18 | My Liltle One

3.2K 272 36
                                    

.
.
.
.
Happy Reading❗

Thea mulai bercerita dari awal sampai akhir di iringi umpatan dan kutukan untuk Price, Leon dan Lea. Xavier mendengarkan dengan seksama setiap kata dan kalimat yang keluar dari bibir mungil Thea, ingin mengecu- what. Kendalikan dirimu X.

"And the ends." Akhir Thea mendongak menatap Xavier yang juga menatapnya.

Xavier mengecup kening Thea lalu mengelus lembut.

"My good girl."

Thea mendengar itu salting bukan main. Ia membenamkan wajahnya di dada bidang Xavier. Oh dewi, kuharap ia tidak mendengar detak jantung yang semakin menggila ini, rapalnya dalam hati. Berusaha tenang namun Xavier bisa mendengar detak jantung Thea yang berdetak cepat.

"Kemana perginya wajahmu, Thea?"

Xavier mengangkat gadis itu duduk menghadap dirinya, tapi Thea tetap memeluk lelaki itu erat tidak ingin menampakkan wajahnya pada lelaki itu. Ia malu, apakah lelaki itu tidak tahu atau pura-pura tidak tahu?

"Aku ingin melihat wajahmu Thea." Suara rendah yang serak itu kembali menyapa seakan itu adalah sebuah kalimat yang tidak bisa ia tolak, Thea mengeluarkan wajahnya dengan malu menunduk tidak berani menatap Xavier.

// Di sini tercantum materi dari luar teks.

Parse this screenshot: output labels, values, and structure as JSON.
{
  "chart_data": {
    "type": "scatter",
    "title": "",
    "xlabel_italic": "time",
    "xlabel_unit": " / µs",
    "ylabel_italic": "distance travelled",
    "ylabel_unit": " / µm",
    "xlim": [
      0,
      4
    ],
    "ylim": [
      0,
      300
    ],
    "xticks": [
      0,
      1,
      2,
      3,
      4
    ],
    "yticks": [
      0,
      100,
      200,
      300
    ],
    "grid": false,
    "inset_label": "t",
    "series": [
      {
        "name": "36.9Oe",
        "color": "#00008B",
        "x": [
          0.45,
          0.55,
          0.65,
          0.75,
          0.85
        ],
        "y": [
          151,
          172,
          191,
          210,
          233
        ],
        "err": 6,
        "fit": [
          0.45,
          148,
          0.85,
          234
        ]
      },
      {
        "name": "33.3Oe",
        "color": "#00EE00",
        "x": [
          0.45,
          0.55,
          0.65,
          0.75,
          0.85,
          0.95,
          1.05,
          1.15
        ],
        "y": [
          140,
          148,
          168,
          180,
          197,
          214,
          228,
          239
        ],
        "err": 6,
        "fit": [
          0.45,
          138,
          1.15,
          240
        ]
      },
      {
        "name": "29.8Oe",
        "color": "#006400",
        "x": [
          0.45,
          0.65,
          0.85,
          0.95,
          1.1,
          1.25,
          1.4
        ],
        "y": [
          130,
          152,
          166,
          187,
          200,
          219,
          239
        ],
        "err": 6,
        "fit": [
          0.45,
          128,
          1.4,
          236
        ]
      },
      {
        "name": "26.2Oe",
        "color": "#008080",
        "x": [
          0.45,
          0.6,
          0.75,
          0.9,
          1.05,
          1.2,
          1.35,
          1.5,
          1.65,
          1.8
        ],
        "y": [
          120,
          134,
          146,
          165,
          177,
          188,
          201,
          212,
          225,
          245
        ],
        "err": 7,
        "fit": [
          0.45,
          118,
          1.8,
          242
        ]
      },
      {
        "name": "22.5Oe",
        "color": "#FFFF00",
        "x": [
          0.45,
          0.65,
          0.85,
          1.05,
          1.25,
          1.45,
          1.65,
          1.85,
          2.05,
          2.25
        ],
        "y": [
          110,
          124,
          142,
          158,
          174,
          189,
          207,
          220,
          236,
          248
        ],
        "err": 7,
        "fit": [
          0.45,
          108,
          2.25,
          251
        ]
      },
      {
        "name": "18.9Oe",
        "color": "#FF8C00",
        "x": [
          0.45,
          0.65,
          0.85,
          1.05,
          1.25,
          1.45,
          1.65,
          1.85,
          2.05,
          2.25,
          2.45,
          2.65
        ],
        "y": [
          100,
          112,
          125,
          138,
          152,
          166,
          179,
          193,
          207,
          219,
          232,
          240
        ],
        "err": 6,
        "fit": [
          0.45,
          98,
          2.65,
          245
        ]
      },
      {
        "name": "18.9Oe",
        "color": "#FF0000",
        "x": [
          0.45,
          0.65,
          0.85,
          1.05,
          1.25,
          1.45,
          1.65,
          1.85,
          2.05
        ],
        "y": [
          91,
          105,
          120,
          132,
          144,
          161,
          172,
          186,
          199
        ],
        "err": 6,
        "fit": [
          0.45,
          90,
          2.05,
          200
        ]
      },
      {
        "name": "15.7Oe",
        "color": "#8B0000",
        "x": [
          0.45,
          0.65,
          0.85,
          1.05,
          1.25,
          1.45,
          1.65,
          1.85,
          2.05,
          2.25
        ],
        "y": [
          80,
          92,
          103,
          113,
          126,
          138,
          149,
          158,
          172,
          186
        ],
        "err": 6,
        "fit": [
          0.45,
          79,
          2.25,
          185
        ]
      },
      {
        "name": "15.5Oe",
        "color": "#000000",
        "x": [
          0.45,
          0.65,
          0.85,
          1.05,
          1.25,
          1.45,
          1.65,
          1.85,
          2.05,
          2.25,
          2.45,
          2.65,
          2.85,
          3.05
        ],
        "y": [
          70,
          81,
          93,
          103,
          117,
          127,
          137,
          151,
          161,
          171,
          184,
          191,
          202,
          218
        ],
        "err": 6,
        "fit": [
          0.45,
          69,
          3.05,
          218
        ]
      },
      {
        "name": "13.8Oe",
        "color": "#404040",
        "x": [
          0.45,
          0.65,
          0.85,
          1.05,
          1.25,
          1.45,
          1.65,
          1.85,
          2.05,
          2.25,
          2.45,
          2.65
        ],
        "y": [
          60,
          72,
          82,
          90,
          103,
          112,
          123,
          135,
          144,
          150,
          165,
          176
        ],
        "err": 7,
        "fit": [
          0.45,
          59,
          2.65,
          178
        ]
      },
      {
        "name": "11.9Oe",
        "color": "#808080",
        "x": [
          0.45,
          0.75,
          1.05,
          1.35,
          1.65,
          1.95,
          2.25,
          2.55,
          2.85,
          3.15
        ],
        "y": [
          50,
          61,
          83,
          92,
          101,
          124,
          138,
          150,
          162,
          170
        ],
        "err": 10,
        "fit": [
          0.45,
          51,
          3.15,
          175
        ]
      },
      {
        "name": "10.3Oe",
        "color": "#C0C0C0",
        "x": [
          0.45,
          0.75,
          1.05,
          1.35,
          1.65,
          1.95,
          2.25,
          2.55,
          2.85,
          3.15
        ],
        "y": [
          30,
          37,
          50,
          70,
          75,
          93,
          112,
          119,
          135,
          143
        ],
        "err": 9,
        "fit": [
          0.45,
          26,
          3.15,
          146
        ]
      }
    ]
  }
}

"A-ada apa?" balasnya gugup.

Xavier tidak suka  gadis itu tidak menatap dirinya saat mereka berbicara, tangan yang menonjolkan urat-urat mematikan itu mengangkat dagu gadis tersebut untuk menatap dirinya. Ujung bibirnya sedikit ia tarik saat melihat pipi merah dan mata kucing favoritnya. Entah kapan itu menjadi hal kesukaannya. 

"Althea.."

"Thea..."

"Sayang..." 

Mendengar itu Thea bangun dari pangkuan Xavier, sedikit menjauh dari lelaki itu. Gerakan tiba-tiba itu mengundang tatapan bingung Xavier pada gadis itu serius seakan mempertanyakan hal yang baru saja terjadi. Terlebih raut wajah Thea yang terlihat tidak bagus.

"Ka-kau jantung ku. Ah sialan," Thea langsung berlari masuk ke dalam kamar mandi setelah mengucapkan hal tersebut.

Xavier membasahi bibirnya, rupanya gadis itu malu dengan panggilan yang ia ucapkan tadi. Betapa menggemaskannya gadis itu, mata kucing yang tampak kesal dan malu saat dirinya memanggil gadis itu sayang.

Ia menatapa cermin, mukanya sudah sepeti tomat.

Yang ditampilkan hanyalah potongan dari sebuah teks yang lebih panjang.